Bank Dunia menyebut, kebanyakan akan ada di daerah perkotaan yang akan lebih berpendidikan, yang berarti kota-kota akan melihat peningkatan jenis kemiskinan yang secara tradisional berakar di daerah pedesaan. Sebagian besar orang miskin baru, lebih dari 110 juta, bahkan menurut perkiraan dasar Bank Dunia, akan berada di Asia Selatan dan Afrika sub-Sahara.
Dalam laporannya, Bank Dunia mengatakan, hampir seperempat dari populasi dunia hidup di bawah USD 3,20 per hari, sejumlah besar orang yang rentan terhadap jenis guncangan ekonomi yang datang secara bergelombang tahun ini. Bank Dunia menuturkan, pengangguran akan meningkat dan mereka yang mengumpulkan tabungan telah menyaksikannya menghilang.
“Banyak dari kaum miskin baru kemungkinan besar akan terlibat dalam layanan informal, konstruksi, dan manufaktur, sektor di mana aktivitas ekonomi paling terpengaruh oleh penguncian dan pembatasan mobilitas lainnya,” kata laporan itu.
Pemulihan, papar laporan tersebut, bisa memakan waktu satu dekade, pukulan yang menghancurkan bagi orang-orang yang telah melepaskan diri dari kemiskinan dan melihat kehidupan yang lebih baik di masa depan.
Negara-negara berkembang mencari lebih banyak bantuan dari Bank Dunia, lembaga keuangan lain, dan pemerintah yang lebih kaya untuk membebaskan sumber daya guna memerangi pandemi. Mereka menginginkan perpanjangan moratorium hutang oleh negara-negara G-20 setelah akhir tahun ini dan mereka menyerukan pembatalan hutang secara langsung.
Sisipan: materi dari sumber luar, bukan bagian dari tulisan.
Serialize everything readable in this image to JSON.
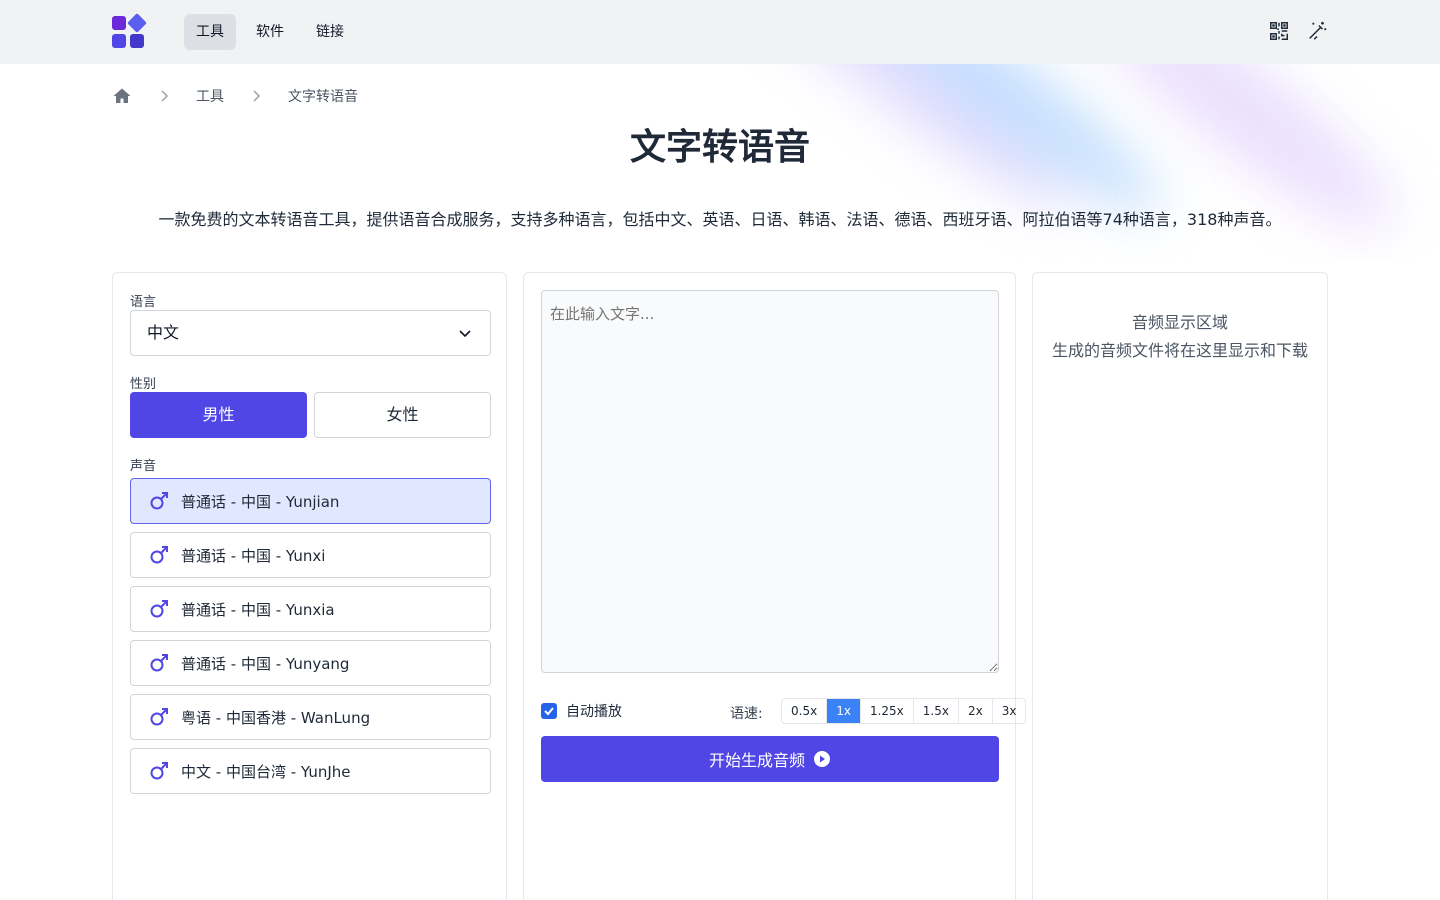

Mereka juga menginginkan masalah hak penarikan khusus oleh Dana Moneter Internasional, tetapi Washington menentangnya.
"Jika respons global mengecewakan orang-orang dunia yang miskin dan rentan, kerugian yang mereka alami hingga saat ini mungkin lebih kecil dari apa yang ada di depan. Kita tidak boleh gagal," ujarnya.
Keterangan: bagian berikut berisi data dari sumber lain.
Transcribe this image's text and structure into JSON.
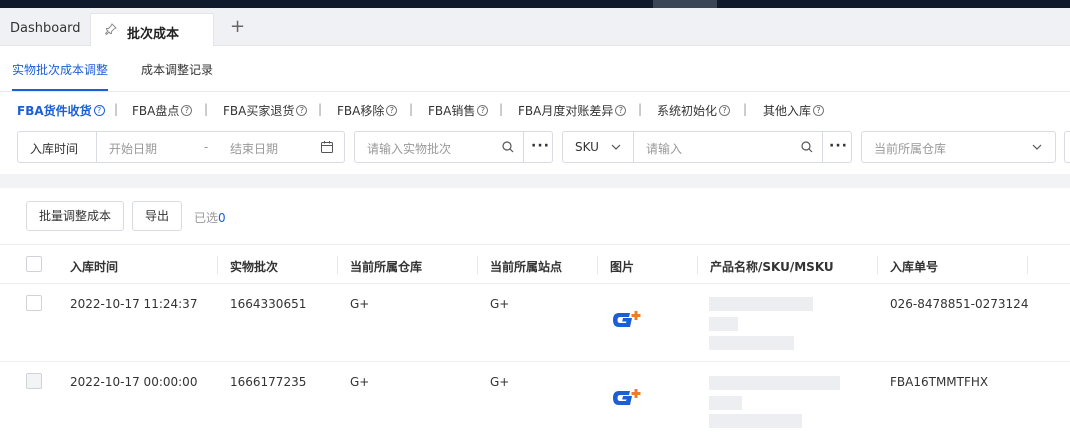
{
  "tabs": {
    "dashboard": "Dashboard",
    "active": "批次成本",
    "add": "+"
  },
  "subtabs": {
    "first": "实物批次成本调整",
    "second": "成本调整记录"
  },
  "categories": [
    {
      "label": "FBA货件收货",
      "active": true
    },
    {
      "label": "FBA盘点",
      "active": false
    },
    {
      "label": "FBA买家退货",
      "active": false
    },
    {
      "label": "FBA移除",
      "active": false
    },
    {
      "label": "FBA销售",
      "active": false
    },
    {
      "label": "FBA月度对账差异",
      "active": false
    },
    {
      "label": "系统初始化",
      "active": false
    },
    {
      "label": "其他入库",
      "active": false
    }
  ],
  "filters": {
    "date_label": "入库时间",
    "start_placeholder": "开始日期",
    "range_sep": "-",
    "end_placeholder": "结束日期",
    "batch_placeholder": "请输入实物批次",
    "sku_select": "SKU",
    "sku_placeholder": "请输入",
    "warehouse_placeholder": "当前所属仓库",
    "more": "···"
  },
  "toolbar": {
    "batch_adjust": "批量调整成本",
    "export": "导出",
    "selected_label": "已选",
    "selected_count": "0"
  },
  "table": {
    "columns": [
      "入库时间",
      "实物批次",
      "当前所属仓库",
      "当前所属站点",
      "图片",
      "产品名称/SKU/MSKU",
      "入库单号"
    ],
    "rows": [
      {
        "time": "2022-10-17 11:24:37",
        "batch": "1664330651",
        "warehouse": "G+",
        "site": "G+",
        "order": "026-8478851-0273124"
      },
      {
        "time": "2022-10-17 00:00:00",
        "batch": "1666177235",
        "warehouse": "G+",
        "site": "G+",
        "order": "FBA16TMMTFHX"
      }
    ]
  },
  "colors": {
    "accent": "#1a5fd6",
    "logo_blue": "#1a5fd6",
    "logo_orange": "#f07c2b"
  }
}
"Orang yang sangat miskin sangat dirugikan, bahkan sebelum lahir. Kemungkinan ibu mereka untuk menerima nutrisi dan perawatan antenatal yang memadai lebih kecil, saat lahir, keberadaan mereka seringkali tidak terdaftar secara resmi. Keluar dari kemiskinan seperti itu menjadi tantangan besar," sambungnya.
(Baca: Performa Jateng, Jatim, Jabar Kurang, DKI Akan Kesulitan Kendalikan Covid-19 )
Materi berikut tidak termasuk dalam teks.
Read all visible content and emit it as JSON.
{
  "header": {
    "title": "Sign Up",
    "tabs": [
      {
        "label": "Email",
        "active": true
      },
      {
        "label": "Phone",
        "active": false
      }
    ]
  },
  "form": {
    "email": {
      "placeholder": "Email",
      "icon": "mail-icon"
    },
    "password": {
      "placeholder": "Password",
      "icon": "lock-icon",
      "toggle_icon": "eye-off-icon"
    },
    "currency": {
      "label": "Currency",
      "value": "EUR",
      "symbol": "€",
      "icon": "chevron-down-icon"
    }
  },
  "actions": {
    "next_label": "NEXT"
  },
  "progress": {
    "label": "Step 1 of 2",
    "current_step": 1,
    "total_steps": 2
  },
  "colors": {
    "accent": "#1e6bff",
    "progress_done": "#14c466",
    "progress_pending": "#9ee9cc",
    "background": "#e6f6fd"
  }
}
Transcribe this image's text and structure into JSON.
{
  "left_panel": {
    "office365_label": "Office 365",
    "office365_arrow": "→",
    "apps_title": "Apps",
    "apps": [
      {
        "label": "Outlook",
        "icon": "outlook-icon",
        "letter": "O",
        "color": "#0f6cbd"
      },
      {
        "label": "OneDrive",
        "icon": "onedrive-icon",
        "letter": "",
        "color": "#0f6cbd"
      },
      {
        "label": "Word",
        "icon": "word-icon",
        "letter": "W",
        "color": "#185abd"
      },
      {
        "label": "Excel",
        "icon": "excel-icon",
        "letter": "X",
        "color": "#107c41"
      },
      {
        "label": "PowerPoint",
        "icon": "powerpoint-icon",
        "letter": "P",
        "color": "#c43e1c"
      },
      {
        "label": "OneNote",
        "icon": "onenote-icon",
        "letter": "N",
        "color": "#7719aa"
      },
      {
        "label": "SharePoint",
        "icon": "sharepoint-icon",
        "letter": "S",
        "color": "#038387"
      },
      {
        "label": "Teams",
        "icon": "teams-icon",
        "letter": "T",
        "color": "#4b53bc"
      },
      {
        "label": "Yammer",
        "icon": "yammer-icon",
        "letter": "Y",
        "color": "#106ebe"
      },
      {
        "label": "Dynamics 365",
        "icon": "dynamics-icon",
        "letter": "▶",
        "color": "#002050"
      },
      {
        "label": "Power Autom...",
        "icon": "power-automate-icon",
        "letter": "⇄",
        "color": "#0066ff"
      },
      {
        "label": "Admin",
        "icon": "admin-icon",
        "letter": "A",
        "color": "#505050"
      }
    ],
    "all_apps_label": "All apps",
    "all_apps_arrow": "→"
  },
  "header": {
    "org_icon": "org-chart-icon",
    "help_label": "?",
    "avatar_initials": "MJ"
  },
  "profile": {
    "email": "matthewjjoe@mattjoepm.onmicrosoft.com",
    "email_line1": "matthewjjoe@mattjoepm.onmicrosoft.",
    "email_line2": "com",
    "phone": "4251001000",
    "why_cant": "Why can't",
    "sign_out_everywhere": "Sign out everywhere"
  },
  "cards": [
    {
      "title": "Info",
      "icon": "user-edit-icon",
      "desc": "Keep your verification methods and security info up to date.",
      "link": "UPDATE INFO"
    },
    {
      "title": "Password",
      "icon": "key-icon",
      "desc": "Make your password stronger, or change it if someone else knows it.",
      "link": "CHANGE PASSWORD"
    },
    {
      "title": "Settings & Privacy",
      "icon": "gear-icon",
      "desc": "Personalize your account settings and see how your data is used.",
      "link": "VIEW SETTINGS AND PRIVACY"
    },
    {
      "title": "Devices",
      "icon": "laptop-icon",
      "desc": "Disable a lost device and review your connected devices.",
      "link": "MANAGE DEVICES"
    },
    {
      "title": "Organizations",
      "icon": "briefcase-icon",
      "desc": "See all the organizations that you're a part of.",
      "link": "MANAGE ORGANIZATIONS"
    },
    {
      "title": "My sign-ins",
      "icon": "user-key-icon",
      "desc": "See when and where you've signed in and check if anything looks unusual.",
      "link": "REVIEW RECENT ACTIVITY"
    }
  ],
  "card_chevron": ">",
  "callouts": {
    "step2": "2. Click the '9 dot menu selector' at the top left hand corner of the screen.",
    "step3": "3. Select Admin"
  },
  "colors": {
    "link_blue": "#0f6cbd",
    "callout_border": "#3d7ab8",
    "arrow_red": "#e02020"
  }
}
Penambahan hingga 150 juta orang yang sangat miskin mengancam untuk menghancurkan jaring pengaman pemerintah yang sudah rusak. Bank Dunia memperkirakan antara 88 juta hingga 115 juta orang bisa tergelincir ke dalam kemiskinan ekstrem tahun ini, dengan 23 juta hingga 35 juta orang lagi pada 2021.
"Dan, perubahan iklim dapat mendorong 100 juta orang lainnya ke dalam kemiskinan pada tahun 2030. dengan sub-Sahara Afrika melihat beberapa dampak paling merusak dari pemanasan global. Dunia dapat bangkit pada kesempatan atau menyerah," tukasnya.